Nous sommes retournés immédiatement à la préfecture où j'ai eu le plaisir de rencontrer votre chef de cabinet. Sous le coup de l'urgence, il appelle le Pacha, chef direct du caïd et me dit d'aller le voir immédiatement parce qu'il viendra constater les dégâts avec moi. Arrivé chez le pacha, c'est un autre discours qui m'attend, je lui signifie le caractère urgent de la chose, à savoir, au moins appeler le Caïd pour qu'il arrête la casse en attendant votre audience. Il me demande d'abord les autorisations et me dit de revenir demain matin à 9h30 et qu'à ce moment là, une commission sortira pour évaluer les dégâts et voir si notre autorisation sera définitive ou pas. Autant dire que les autorisations obtenues ne valent rien et que de toutes les façons demain la casse sera complètement achevée.
Nous nous sommes donc rendus sur place et pris les photos ci-jointes montrant comment notre investissement a été embarqué à dos de carriole en guise de véhicule de l'état. On n'a toujours reçu aucun document justifiant de tels actes comme si les lois n'avaient pas de procédures d'application.

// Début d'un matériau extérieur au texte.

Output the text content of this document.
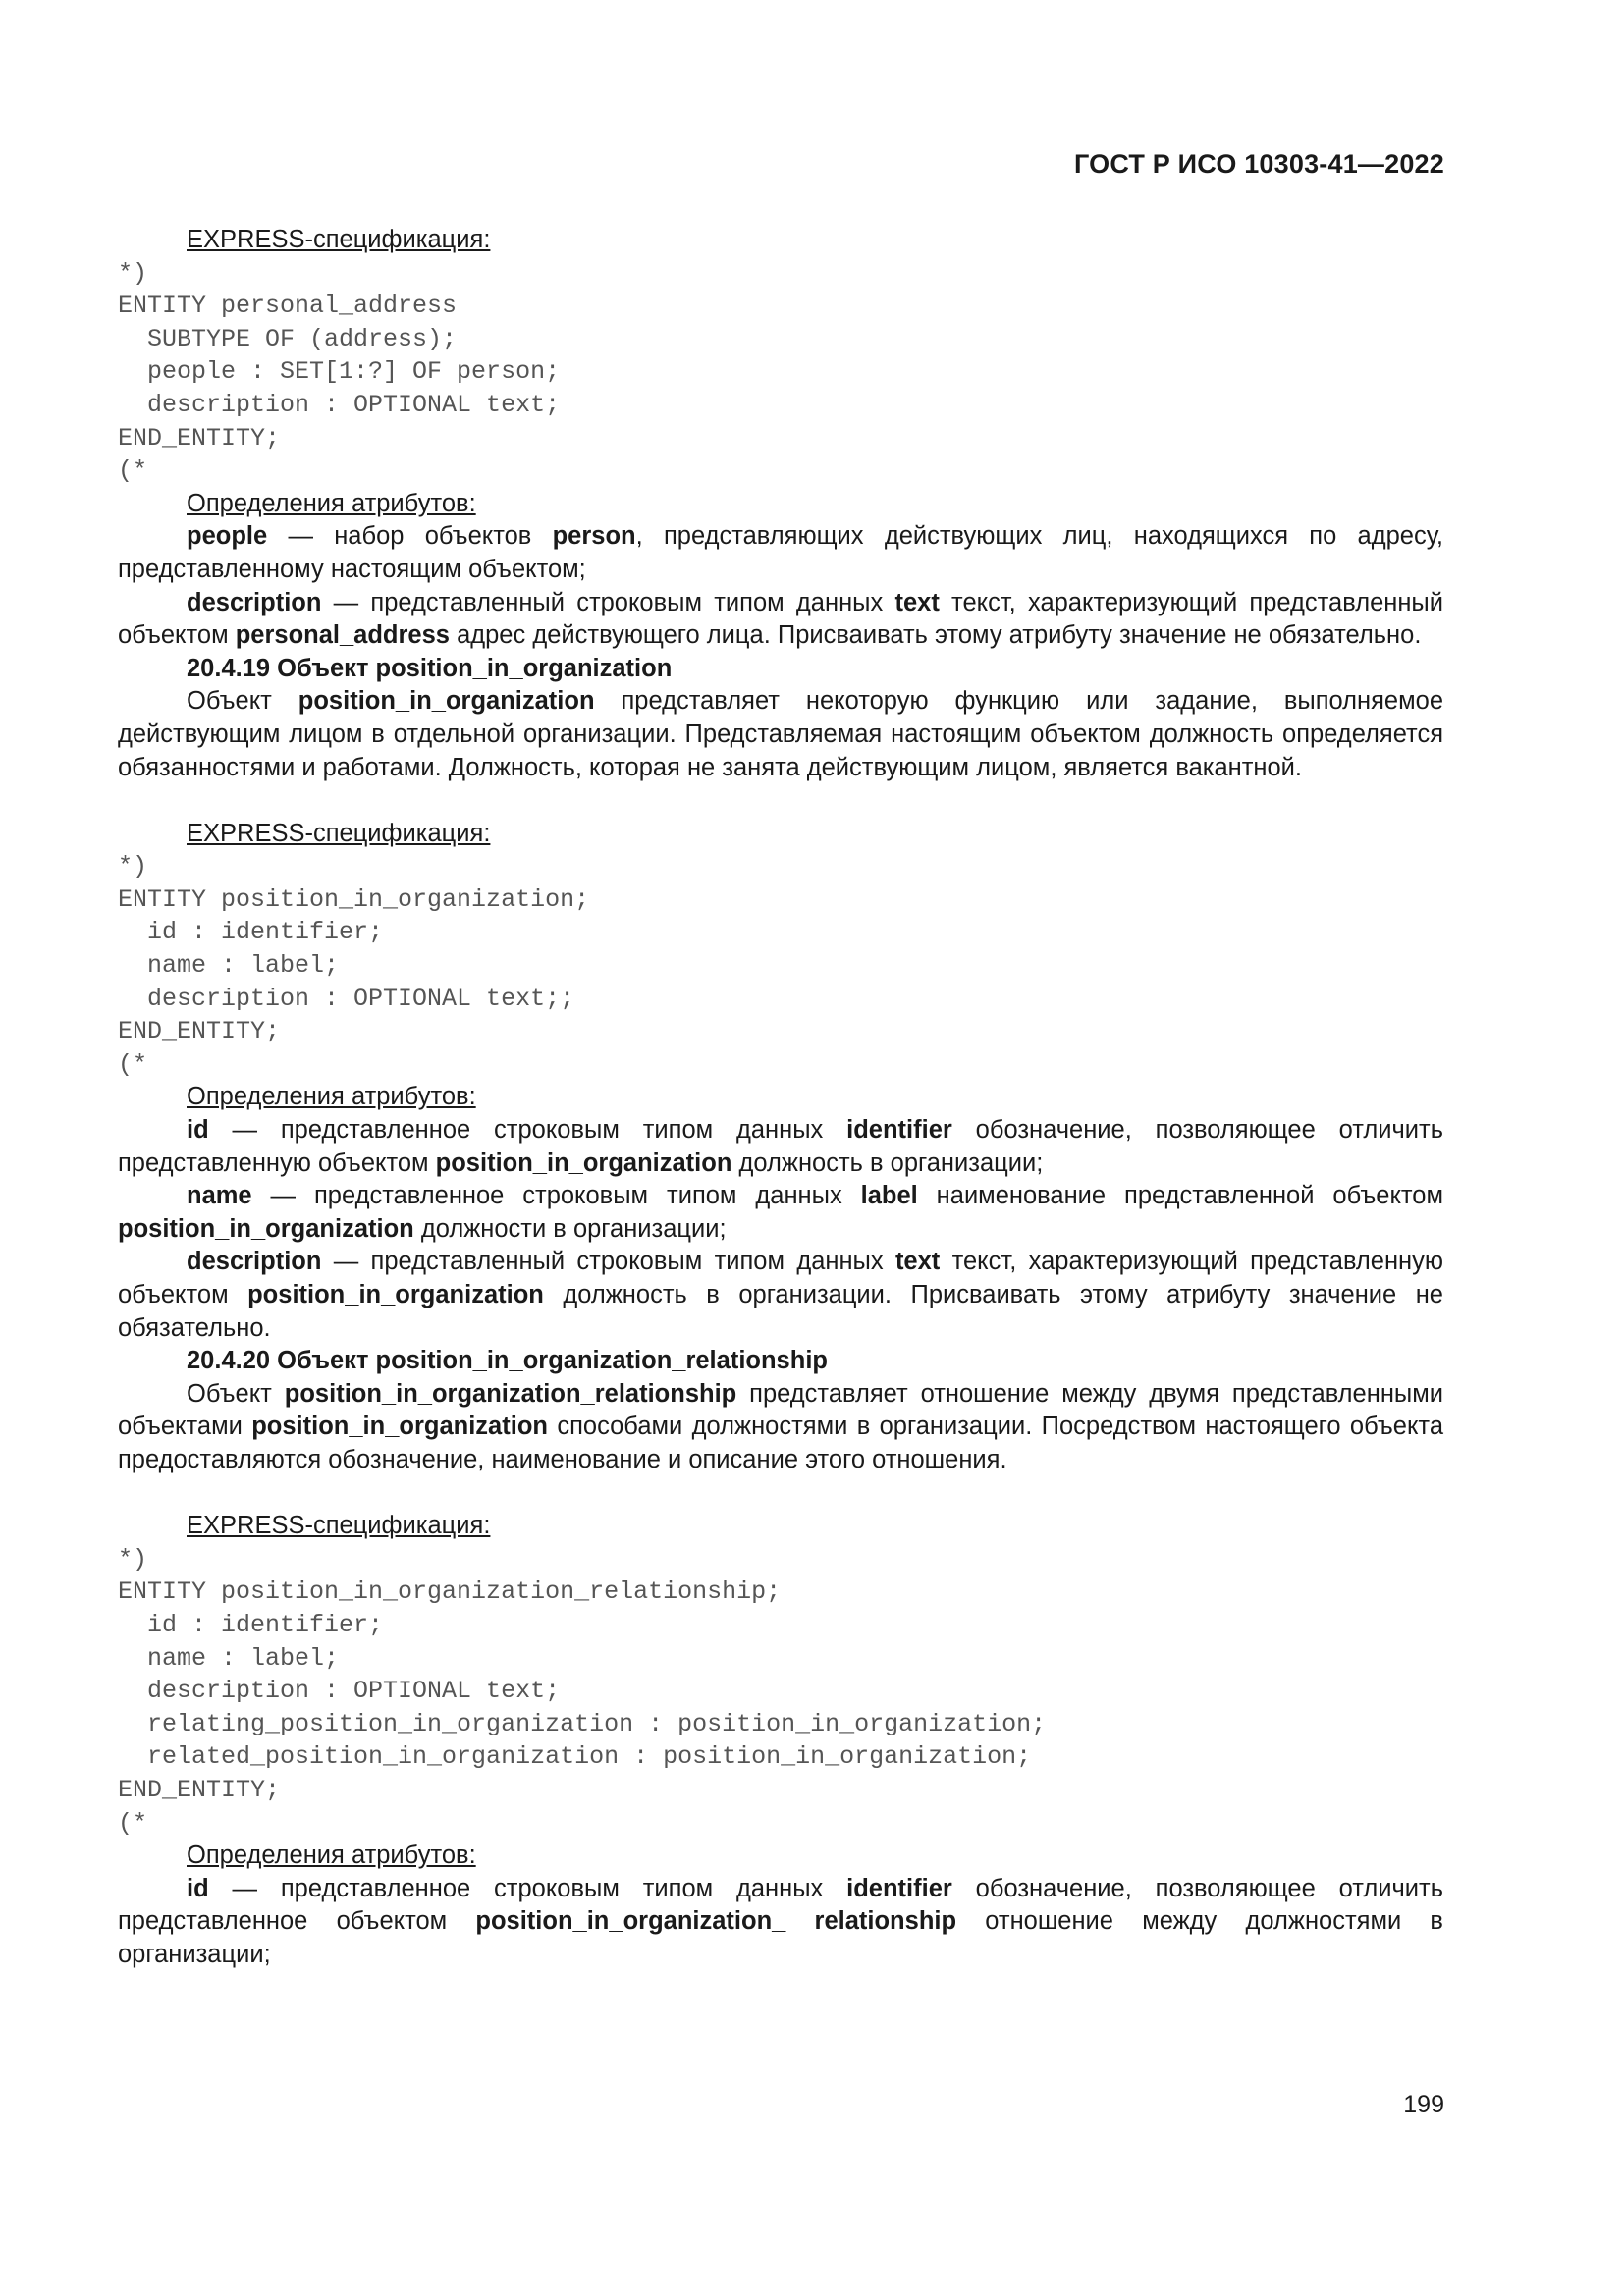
ГОСТ Р ИСО 10303-41—2022
EXPRESS-спецификация:
*)
ENTITY personal_address
SUBTYPE OF (address);
people : SET[1:?] OF person;
description : OPTIONAL text;
END_ENTITY;
(*
Определения атрибутов:

people — набор объектов person, представляющих действующих лиц, находящихся по адресу, представленному настоящим объектом;

description — представленный строковым типом данных text текст, характеризующий представленный объектом personal_address адрес действующего лица. Присваивать этому атрибуту значение не обязательно.

20.4.19 Объект position_in_organization

Объект position_in_organization представляет некоторую функцию или задание, выполняемое действующим лицом в отдельной организации. Представляемая настоящим объектом должность определяется обязанностями и работами. Должность, которая не занята действующим лицом, является вакантной.

EXPRESS-спецификация:
*)
ENTITY position_in_organization;
id : identifier;
name : label;
description : OPTIONAL text;;
END_ENTITY;
(*
Определения атрибутов:

id — представленное строковым типом данных identifier обозначение, позволяющее отличить представленную объектом position_in_organization должность в организации;

name — представленное строковым типом данных label наименование представленной объектом position_in_organization должности в организации;

description — представленный строковым типом данных text текст, характеризующий представленную объектом position_in_organization должность в организации. Присваивать этому атрибуту значение не обязательно.

20.4.20 Объект position_in_organization_relationship

Объект position_in_organization_relationship представляет отношение между двумя представленными объектами position_in_organization способами должностями в организации. Посредством настоящего объекта предоставляются обозначение, наименование и описание этого отношения.

EXPRESS-спецификация:
*)
ENTITY position_in_organization_relationship;
id : identifier;
name : label;
description : OPTIONAL text;
relating_position_in_organization : position_in_organization;
related_position_in_organization : position_in_organization;
END_ENTITY;
(*
Определения атрибутов:

id — представленное строковым типом данных identifier обозначение, позволяющее отличить представленное объектом position_in_organization_ relationship отношение между должностями в организации;

199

Nous n'avons toujours pas évaluer l'ampleur des dégâts mais toujours est-il que j'ai toujours réservé des repas et des relax pour mes enfants à chaque vacances que l'on passait aux Sablettes et aux dires du Caïd tant que je n'aurai pas donné 30 000 DH comme tous ceux qui étaient passés avant nous, somme qu'il distribuera aux intéressés, jamais on ne pourra travailler.
Je n'ose croire que les autorités marocaines puissent cautionner ce genre de comportement.
Dans l'attente de votre audience, nous prions votre excellence, garant de notre liberté et de notre bien être après Sa Majesté, d'accepter l'expression de notre dévouement et notre confiance dans la justice de nos institutions.